Why Cloud Computing Will Continue to Play a Role Long after the Pandemic Has Disappeared
The argument could be made that once the pandemic is in the rear-view mirror and work and life return to normal, the global interest in cloud technology will cool. Workers will no longer work remotely, and people will visit brick-and-mortar stores without fear again.
What this thinking does not take into consideration is how the pandemic has structurally changed the way people view life, business, and security. There are several studies showing that even after the pandemic, many businesses are going to allow their employees to continue to work from home. Now that the adjustment phase is done, many employees enjoy the freedom, flexibility, and comfort that come from working from home. This will only lead to increased investments in private and public clouds.
Even before the pandemic, some companies started using tools, such as cloud-based accounting and invoicing systems, to keep their finances well organized and easier to access. When the pandemic took over the world, these tools helped many businesses operate smoothly, since the majority of their workforce started working remotely.
Cloud-based videoconferencing technologies have changed how businesses communicate with each other. Since face-to-face travel was not possible, conference tools like Zoom stepped in to fill the void. Now, it’s clear that most communication can be done virtually. There is not always the need to spend money on travel. Advances in cloud technology will help to improve the speed, quality, and reliability of video conferencing.

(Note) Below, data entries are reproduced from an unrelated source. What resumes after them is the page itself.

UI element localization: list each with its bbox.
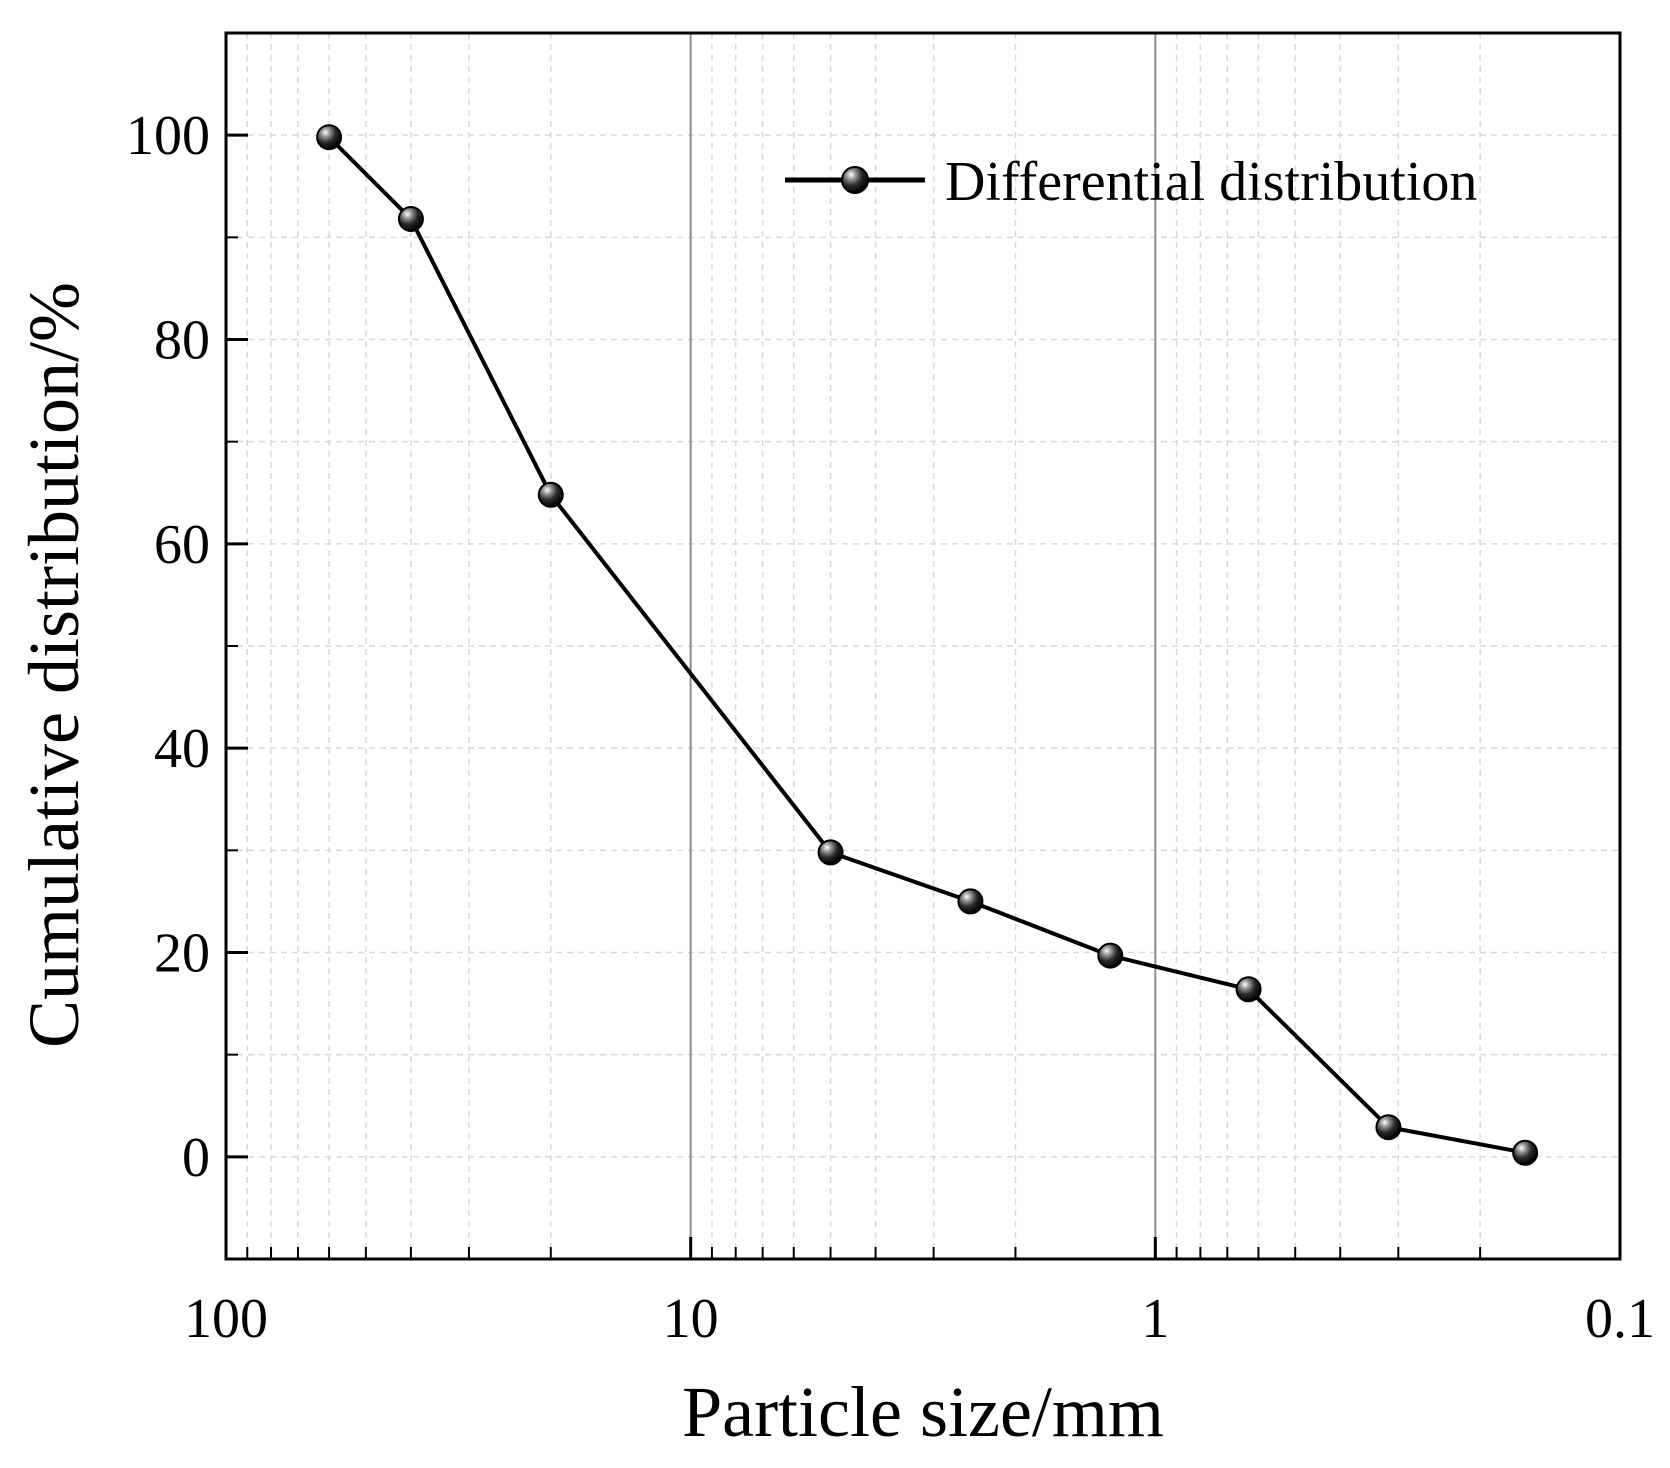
data-point	[817, 839, 844, 866]
data-point	[1097, 942, 1124, 969]
grid	[226, 32, 1620, 1260]
y-tick-label: 60	[154, 514, 210, 576]
y-tick-label: 40	[154, 718, 210, 780]
data-point	[316, 124, 343, 151]
x-tick-label: 1	[1141, 1288, 1169, 1350]
y-tick-label: 20	[154, 923, 210, 985]
data-point	[397, 205, 424, 232]
y-axis-title: Cumulative distribution/%	[14, 282, 94, 1048]
axes: 100 10 1 0.1 0 20 40 60 80 100	[126, 105, 1655, 1350]
y-tick-label: 100	[126, 105, 210, 167]
data-point	[1512, 1139, 1539, 1166]
data-point	[1375, 1114, 1402, 1141]
legend: Differential distribution	[785, 151, 1477, 213]
legend-marker	[841, 166, 869, 194]
y-tick-label: 0	[182, 1127, 210, 1189]
data-point	[957, 888, 984, 915]
x-axis-title: Particle size/mm	[682, 1372, 1164, 1452]
series-line	[327, 135, 1526, 1155]
x-tick-label: 0.1	[1585, 1288, 1655, 1350]
x-tick-label: 100	[184, 1288, 268, 1350]
data-point	[537, 481, 564, 508]
x-tick-label: 10	[663, 1288, 719, 1350]
data-point	[1235, 976, 1262, 1003]
series-layer	[316, 124, 1539, 1166]
y-tick-label: 80	[154, 310, 210, 372]
legend-label: Differential distribution	[945, 151, 1477, 213]
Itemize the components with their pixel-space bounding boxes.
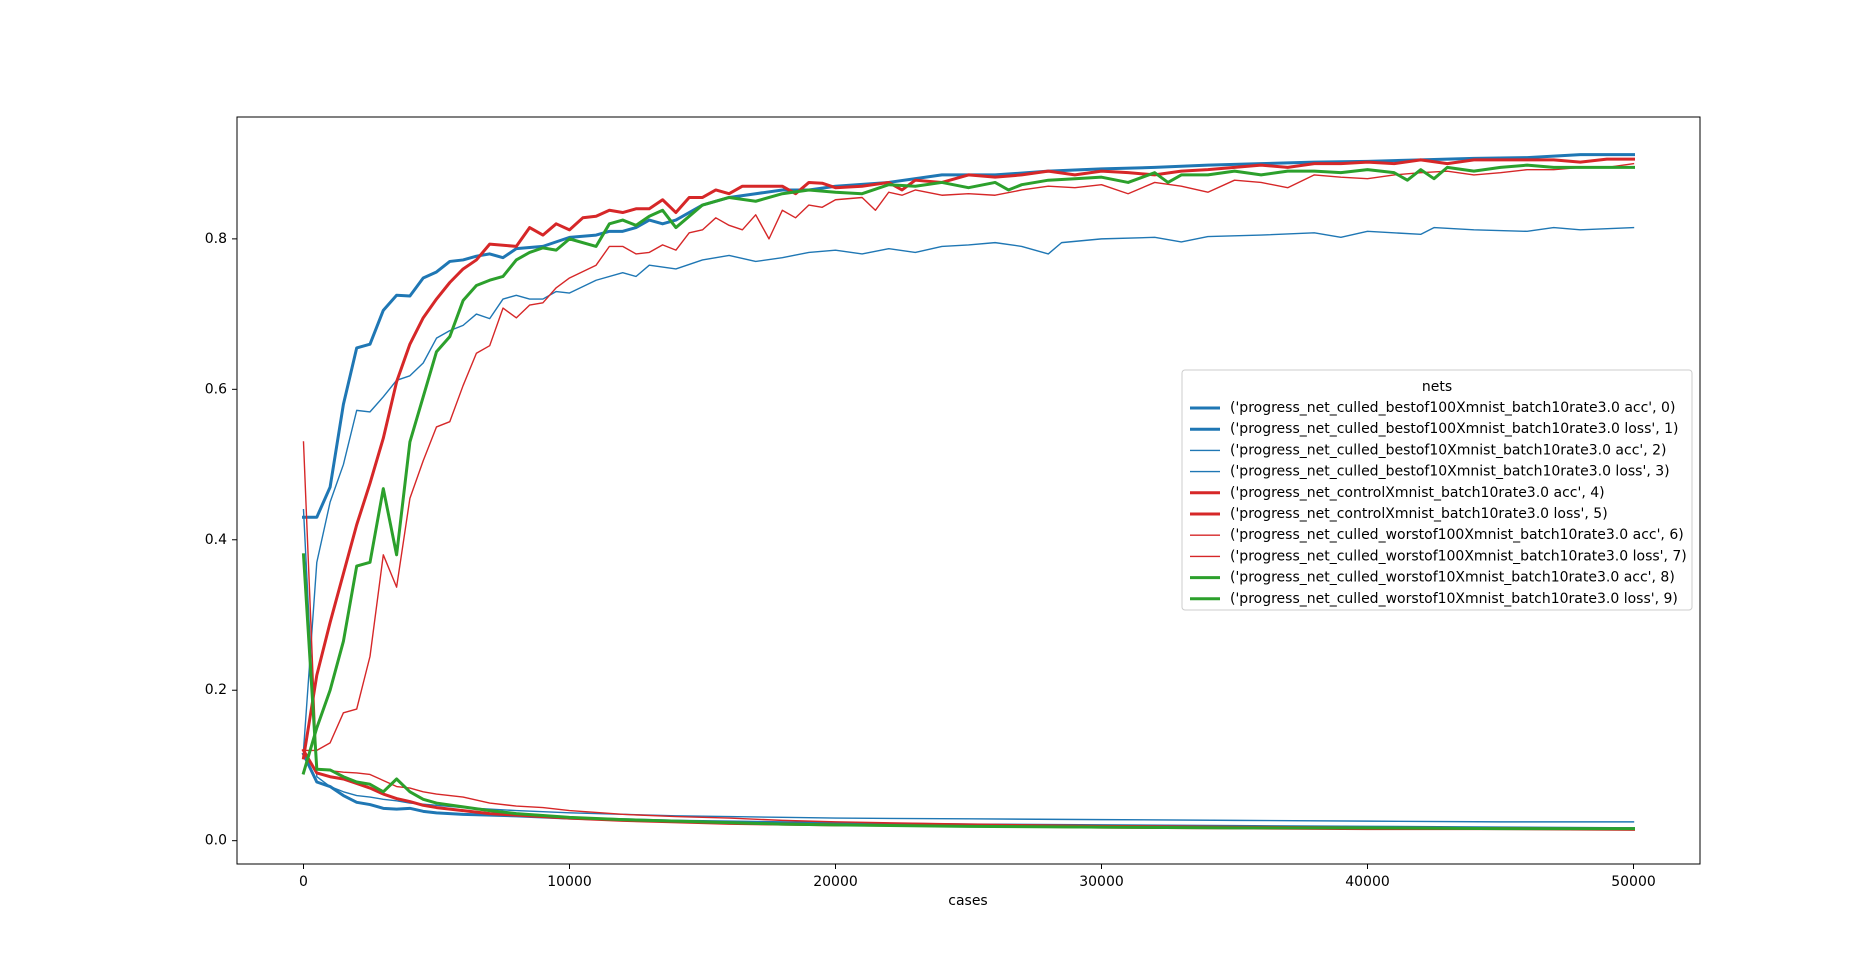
x-tick-label: 50000 [1611,874,1656,890]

Some enterprises may have been reluctant to use cloud-based productivity tools prior to the pandemic. They may have seen them as gimmicky or offering no intrinsic value. Now that they have been forced to use these tools over the past few months, their ease-of-use and flexibility have become apparent.
Cloud-based productivity tools are cost-saving tools. As the effect of these tools is seen on the company’s bottom lines, they are altering their strategies to embrace cloud technology. Saving money will always be fashionable for businesses regardless of if there is a pandemic or not.
Cloud Services Will Be Less Optional and More Essential in 2021
The COVID-19 pandemic has transformed cloud tools, storage, and infrastructure into essential services for many organizations. What is interesting to see is how more small to medium-sized businesses are adopting cloud services.
Around the world, CIOs are being forced to trim costs. They have been encouraged to invest in cloud technology as it improves the stability of business and is a contributor to long-term growth.
When you look at businesses that have survived 2020, you see that most had previously integrated cloud solutions into their business model. If these businesses are going to survive through 2021, they will need to adopt a comprehensive approach to managing cloud services. They will need to identify ways that cloud technologies can help them streamline costs. They will need to find creative ways to use cloud services to create the infrastructure their organization needs to power their workforce and drive innovation.